Председатель Астрономо-Математического Общества, профессор Н. Н. Тарутин.
Казань. 1924. XII. 23.
От имени студентов физмата письмо-прошение написала студентка Родимцева. Письмо подписали десяток студентов, среди них и Семен Пичугин, без пяти минут член Правления Университета. Апелляцию составил и пострадавший — сперва в Университетскую Комиссию, затем в Правление и наконец в Областную Комиссию по проверке личного состава студентов.

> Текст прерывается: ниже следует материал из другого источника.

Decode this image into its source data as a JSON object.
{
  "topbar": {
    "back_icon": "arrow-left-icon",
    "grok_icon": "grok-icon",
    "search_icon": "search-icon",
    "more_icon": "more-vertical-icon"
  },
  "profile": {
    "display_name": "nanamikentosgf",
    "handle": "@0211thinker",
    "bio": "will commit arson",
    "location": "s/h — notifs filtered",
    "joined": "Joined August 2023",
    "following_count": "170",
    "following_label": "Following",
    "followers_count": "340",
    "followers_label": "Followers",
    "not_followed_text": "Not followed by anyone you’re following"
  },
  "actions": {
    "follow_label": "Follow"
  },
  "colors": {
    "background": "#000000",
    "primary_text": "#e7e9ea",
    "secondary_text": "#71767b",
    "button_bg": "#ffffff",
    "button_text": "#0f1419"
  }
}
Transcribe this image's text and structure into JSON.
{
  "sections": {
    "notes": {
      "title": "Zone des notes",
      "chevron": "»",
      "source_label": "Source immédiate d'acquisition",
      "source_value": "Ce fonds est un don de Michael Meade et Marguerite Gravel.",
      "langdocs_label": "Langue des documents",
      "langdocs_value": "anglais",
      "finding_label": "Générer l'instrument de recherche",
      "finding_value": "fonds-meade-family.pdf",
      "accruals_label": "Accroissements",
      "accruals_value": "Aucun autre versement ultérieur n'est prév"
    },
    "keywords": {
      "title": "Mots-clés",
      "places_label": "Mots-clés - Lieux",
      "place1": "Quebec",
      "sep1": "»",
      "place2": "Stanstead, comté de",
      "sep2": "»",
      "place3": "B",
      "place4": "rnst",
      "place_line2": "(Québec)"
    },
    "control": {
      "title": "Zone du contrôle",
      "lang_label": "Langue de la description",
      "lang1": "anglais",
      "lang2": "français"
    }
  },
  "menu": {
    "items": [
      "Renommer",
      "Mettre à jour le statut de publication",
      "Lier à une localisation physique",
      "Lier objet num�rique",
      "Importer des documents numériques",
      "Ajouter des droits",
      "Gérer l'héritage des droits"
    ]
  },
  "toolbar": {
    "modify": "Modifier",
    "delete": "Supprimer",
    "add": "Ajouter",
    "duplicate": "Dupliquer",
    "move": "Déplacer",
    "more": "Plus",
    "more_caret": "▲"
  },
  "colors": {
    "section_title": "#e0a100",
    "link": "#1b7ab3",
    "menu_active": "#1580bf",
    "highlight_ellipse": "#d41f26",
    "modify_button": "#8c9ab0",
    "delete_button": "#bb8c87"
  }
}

Не имея никаких результатов в университетских комиссиях и правлениях, Тарутин, Покровский, Ибрагимов, Яковлев, Родимцева также написали в Главпрофобр, в его Облкомиссию по проверке личного состава студентов.
Ответ и просителю, и ходатаям был категоричен: утвердить постановление местной Комиссии и в апелляции отказать. Подпись под жирной печатью неразборчива. Неразборчива, непонятна была и вся эта история. Прямодушным заступникам все это представлялось ужасным недоразумением, тарабарщиной несусветной. Как это так получилось, что судьба конкретного талантливого студента и усилия конкретных людей, ученых, студентов натолкнулись на безымянную, неосязаемую и безнадежно-глухую стену? Мало того, защитников взяли на заметку. Родимцеву вызвали на ковер Президиума факультета и в течение двух часов прорабатывали за заступничество деклассированных элементов и саботаж курса партии на укрепление пролетарского ядра студенчества, тактично напомнив заодно — представителем каких кровей является сама. Профессора Тарутина заставили объясняться в письменной и устной форме по поводу приватного допуска первокурсника на спецзанятия старших курсов и пристыдили за пособничество купцам. Это уже Правление его пристыдило. Его — председателя оргкомитета пятого по счету в РСФСР рабфака, главного организатора вольготной и стройной учебы рабочих и крестьян в городе Казани.